Next up on the CMSCG Blog “Ftag of the Week” series, we are going to review the Resident Rights regulation, F571 Limitations on Charges to Personal Funds. This regulation spells out what services can – and can’t – be charged for, and what is supposed to happen when a resident requests services or items.
F571 – Overview
Most of the regulatory statements for F571 are pretty cut and dry, so let’s review those first:
- A facility cannot charge a resident’s personal funds for any service or item that is covered by Medicare or Medicaid, with the exception of applicable deductibles/ coinsurance amounts.
- A resident may be charged for services that he/she requests that cost more or are in excess of services provided by Medicare or Medicaid.
- If a resident specifically requests an item or service that is not covered, then the facility may charge the resident for it.
- A facility is prohibited from requiring a resident to request any item/service as a condition of admission or continued stay at the facility.
Which Services are Covered?
There is a set category of services that a facility may not charge a resident for during a covered Medicare or Medicaid stay. These include:
- Nursing services
- Room/bed maintenance services
- Medically-related social services
- Hospice services that are elected by a resident and paid for by the Medicaid Hospice Benefit or hospice services that are paid for by Medicaid in accordance with a State plan
- Activities program
- Routine personal hygiene items and services required to meet the needs of residents
There is a long list of personal hygiene items included in Appendix PP of the SOM that must be provided to residents without charging them – basically everything that one could need from soap to special cleansing products required for skin care to deodorant, hospital gowns and dental floss. Bathing assistance, hair and nail hygiene services and basic personal laundry services are paid for and may not be charged for.
What Can Be Charged?
F571 also includes a set of items and service categories that can be charged to a resident’s personal funds. There are four criteria that need to be met for the charge to be permitted:
- Item/service is requested by the resident.
- Item/service requested is not required to achieve a goal included in the resident’s plan of care.
- The facility informs the resident that there will be a charge.
- The item/service is not being paid for by Medicare or Medicaid.
Those criteria help to clear up the grey area between what is covered and what is charged for, such as grooming items that are in excess of the payment made by Medicare or Medicaid, or a resident’s request for a private room.
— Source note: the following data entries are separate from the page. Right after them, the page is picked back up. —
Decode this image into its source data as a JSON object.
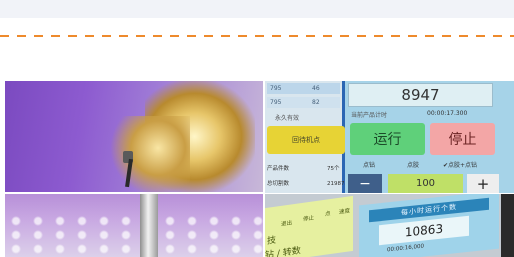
{
  "panel": {
    "left_rows": [
      {
        "c1": "795",
        "c2": "46"
      },
      {
        "c1": "795",
        "c2": "82"
      }
    ],
    "left_label": "永久有效",
    "home_button": "回待机点",
    "count_label": "产品件数",
    "count_value": "75个",
    "total_label": "总切割数",
    "total_value": "21987颗",
    "counter": "8947",
    "time_label": "当前产品计时",
    "time_value": "00:00:17.300",
    "run_button": "运行",
    "stop_button": "停止",
    "options": [
      "点钻",
      "点胶",
      "✔点胶+点钻"
    ],
    "qty_minus": "−",
    "qty_value": "100",
    "qty_plus": "+"
  },
  "panel2": {
    "tabs": [
      "技",
      "退出",
      "停止",
      "点",
      "速度"
    ],
    "big_text": "钻 / 转数",
    "head": "每小时运行个数",
    "value": "10863",
    "time": "00:00:16,000"
  }
}
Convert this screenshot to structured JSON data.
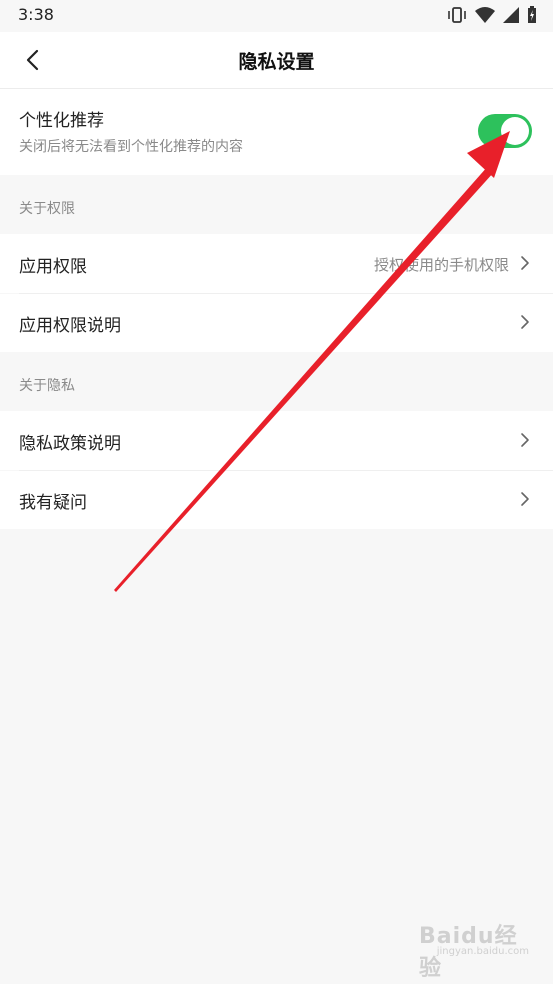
{
  "status_bar": {
    "time": "3:38",
    "icons": [
      "vibrate-icon",
      "wifi-icon",
      "signal-icon",
      "battery-charging-icon"
    ]
  },
  "header": {
    "title": "隐私设置",
    "back_icon": "chevron-left-icon"
  },
  "personalized": {
    "label": "个性化推荐",
    "description": "关闭后将无法看到个性化推荐的内容",
    "enabled": true,
    "toggle_color": "#2dc15c"
  },
  "permissions_section": {
    "header": "关于权限",
    "items": [
      {
        "label": "应用权限",
        "value": "授权使用的手机权限"
      },
      {
        "label": "应用权限说明",
        "value": ""
      }
    ]
  },
  "privacy_section": {
    "header": "关于隐私",
    "items": [
      {
        "label": "隐私政策说明"
      },
      {
        "label": "我有疑问"
      }
    ]
  },
  "annotation": {
    "arrow_color": "#e8202a"
  },
  "watermark": {
    "main": "Baidu经验",
    "sub": "jingyan.baidu.com"
  }
}
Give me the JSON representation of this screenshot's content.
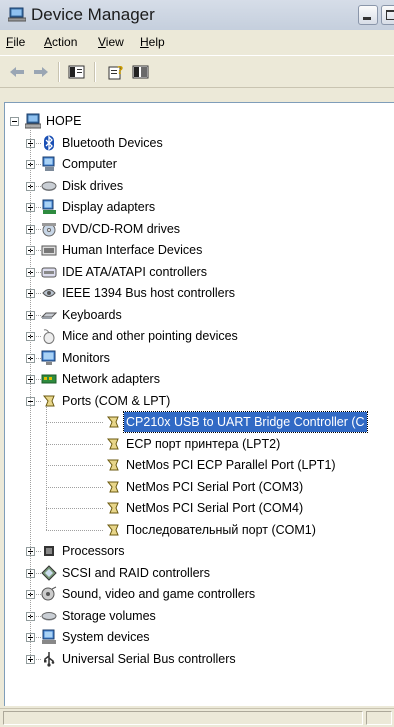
{
  "window": {
    "title": "Device Manager",
    "controls": [
      "minimize-icon",
      "maximize-icon"
    ]
  },
  "menu": [
    {
      "label": "File",
      "u": "F",
      "rest": "ile"
    },
    {
      "label": "Action",
      "u": "A",
      "rest": "ction"
    },
    {
      "label": "View",
      "u": "V",
      "rest": "iew"
    },
    {
      "label": "Help",
      "u": "H",
      "rest": "elp"
    }
  ],
  "toolbar": [
    "back-arrow-icon",
    "forward-arrow-icon",
    "show-hide-console-tree-icon",
    "properties-icon",
    "help-icon"
  ],
  "tree": {
    "root": "HOPE",
    "categories": [
      {
        "label": "Bluetooth Devices",
        "icon": "bluetooth-icon"
      },
      {
        "label": "Computer",
        "icon": "computer-icon"
      },
      {
        "label": "Disk drives",
        "icon": "disk-drive-icon"
      },
      {
        "label": "Display adapters",
        "icon": "display-adapter-icon"
      },
      {
        "label": "DVD/CD-ROM drives",
        "icon": "cdrom-icon"
      },
      {
        "label": "Human Interface Devices",
        "icon": "hid-icon"
      },
      {
        "label": "IDE ATA/ATAPI controllers",
        "icon": "ide-controller-icon"
      },
      {
        "label": "IEEE 1394 Bus host controllers",
        "icon": "ieee1394-icon"
      },
      {
        "label": "Keyboards",
        "icon": "keyboard-icon"
      },
      {
        "label": "Mice and other pointing devices",
        "icon": "mouse-icon"
      },
      {
        "label": "Monitors",
        "icon": "monitor-icon"
      },
      {
        "label": "Network adapters",
        "icon": "network-adapter-icon"
      },
      {
        "label": "Ports (COM & LPT)",
        "icon": "port-icon",
        "expanded": true,
        "children": [
          {
            "label": "CP210x USB to UART Bridge Controller (C",
            "selected": true
          },
          {
            "label": "ECP порт принтера (LPT2)"
          },
          {
            "label": "NetMos PCI ECP Parallel Port (LPT1)"
          },
          {
            "label": "NetMos PCI Serial Port (COM3)"
          },
          {
            "label": "NetMos PCI Serial Port (COM4)"
          },
          {
            "label": "Последовательный порт (COM1)"
          }
        ]
      },
      {
        "label": "Processors",
        "icon": "processor-icon"
      },
      {
        "label": "SCSI and RAID controllers",
        "icon": "scsi-icon"
      },
      {
        "label": "Sound, video and game controllers",
        "icon": "sound-icon"
      },
      {
        "label": "Storage volumes",
        "icon": "storage-volume-icon"
      },
      {
        "label": "System devices",
        "icon": "system-devices-icon"
      },
      {
        "label": "Universal Serial Bus controllers",
        "icon": "usb-icon"
      }
    ]
  },
  "colors": {
    "selection": "#316ac5",
    "tree_background": "#ffffff",
    "chrome": "#ece9d8"
  }
}
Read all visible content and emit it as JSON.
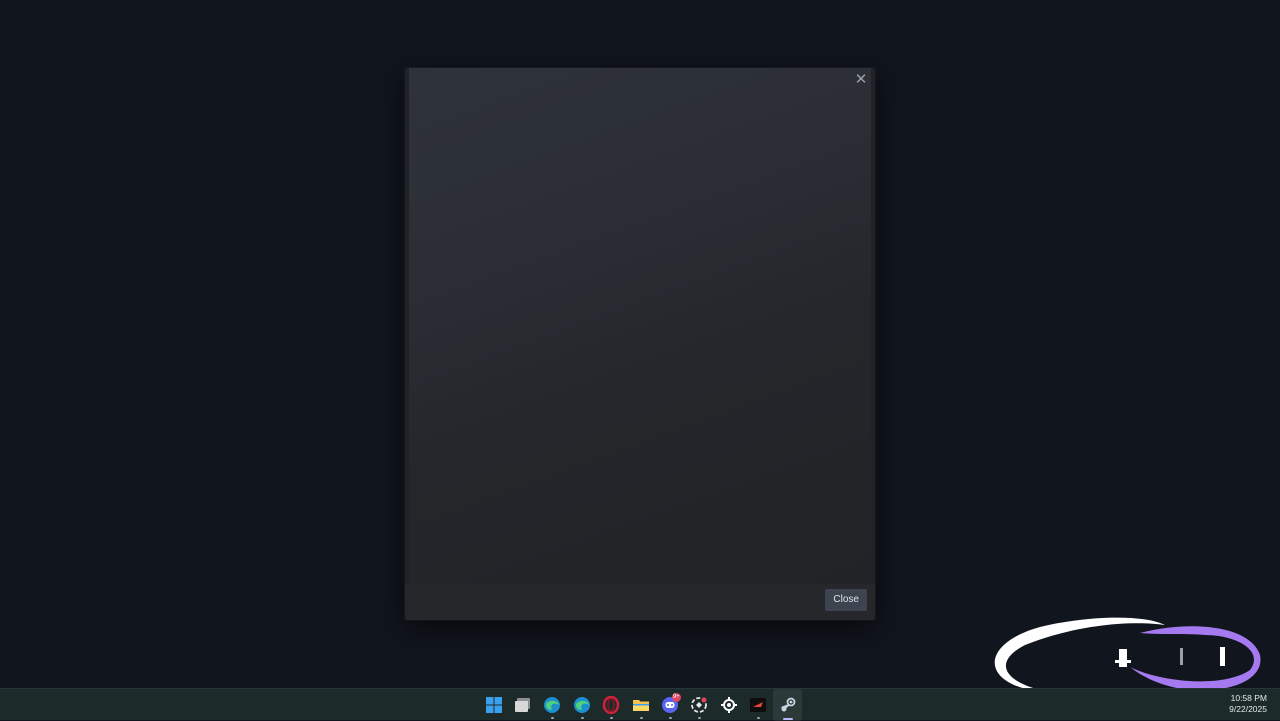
{
  "dialog": {
    "close_x_icon": "close-icon",
    "close_label": "Close"
  },
  "taskbar": {
    "icons": [
      {
        "name": "start-icon",
        "label": "Start",
        "color": "#3aa0f0"
      },
      {
        "name": "task-view-icon",
        "label": "Task View",
        "color": "#c8c8c8"
      },
      {
        "name": "edge-icon",
        "label": "Microsoft Edge",
        "color": "#2fb0c8"
      },
      {
        "name": "edge-icon",
        "label": "Microsoft Edge",
        "color": "#2fb0c8"
      },
      {
        "name": "opera-icon",
        "label": "Opera",
        "color": "#d0203a"
      },
      {
        "name": "file-explorer-icon",
        "label": "File Explorer",
        "color": "#f2c14e"
      },
      {
        "name": "discord-icon",
        "label": "Discord",
        "color": "#5865f2",
        "badge": "9+"
      },
      {
        "name": "app-icon",
        "label": "App",
        "color": "#e6e6e6"
      },
      {
        "name": "steelseries-icon",
        "label": "SteelSeries",
        "color": "#ffffff"
      },
      {
        "name": "app-red-icon",
        "label": "App",
        "color": "#e8463c"
      },
      {
        "name": "steam-icon",
        "label": "Steam",
        "color": "#c7d5e0",
        "active": true
      }
    ],
    "clock": {
      "time": "10:58 PM",
      "date": "9/22/2025"
    }
  },
  "colors": {
    "desktop_bg": "#11151d",
    "dialog_bg": "#202226",
    "button_bg": "#3d4450",
    "taskbar_bg": "#1c2b2a",
    "accent": "#b9b6ff"
  }
}
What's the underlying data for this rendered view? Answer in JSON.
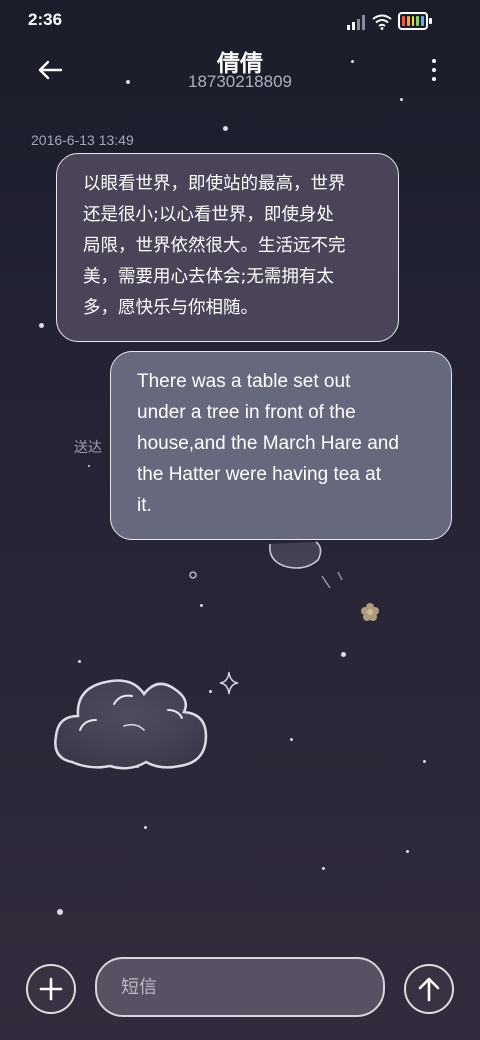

Here’s are some basic items that are not covered:
- TV, radio, personal computer or other electronic device for a resident’s personal use. However, residents may not be charged for these items if they are for communal use, such as a tv in a common room or newspapers/magazines delivered for general resident population use.
- Telephone, including cellular phone.
- Personal items including personal comfort items, clothing, reading materials, flowers/plants or gifts purchased on behalf of a resident
Then there’s also some areas that should be clarified:
Since the activities program is covered by Medicare or Medicaid payment, residents may only be charged the cost of participating in social events or entertainment that fall outside the scope of that program, for example an out of facility trip to eat at a restaurant.
Special Care Services
A nursing home is required to provide sufficient nursing staff, so if a resident wishes to hire a private duty nurse or aide, then this can be charged to the resident.
Remember the criteria for charging a resident for services and then take a look at this survey citation:
F571 S/S: D – Recertification Survey
It was determined that a facility had a resident’s family pay out of pocket for nursing services for 1:1 supervision 24/7 while the resident’s stay was covered by Medicare. The resident had a history of attempting to leave the facility and was care planned for a wanderguard and structured activities. The facility called the family two days after the resident’s admission and stated the family would need to pay for 1:1 supervision because they don’t have enough staff for that level of supervision.
While over the years the Centers for Medicare & Medicaid Services (CMS) has discussed how private rooms can be more homelike and provide other benefits, the fact remains that what is covered by the Agency is not a single room. Unless it is therapeutically required, the resident may be charged for a private room.
The facility is not allowed to charge for special food items/meals, including supplements that are prescribed by the resident’s physician. A facility is also required to take into consideration its residents’ needs and preferences when planning for meals, including the “overall” religious and cultural breakdown of the resident population. What could be charged for is a specially requested item or alternative meal that is not due to the resident’s need or is not ordered by a physician/practitioner.
The Interpretive Guidance (IG) states that surveyors should identify potential issues with charges to personal funds during resident/representative interviews. Surveyors should also inquire how the resident/representative is informed about charges that would be made against their personal funds – before the item or service is provided. If a concern is identified, the resident’s billing statements will be reviewed to determine if the facility charged for a covered item/service.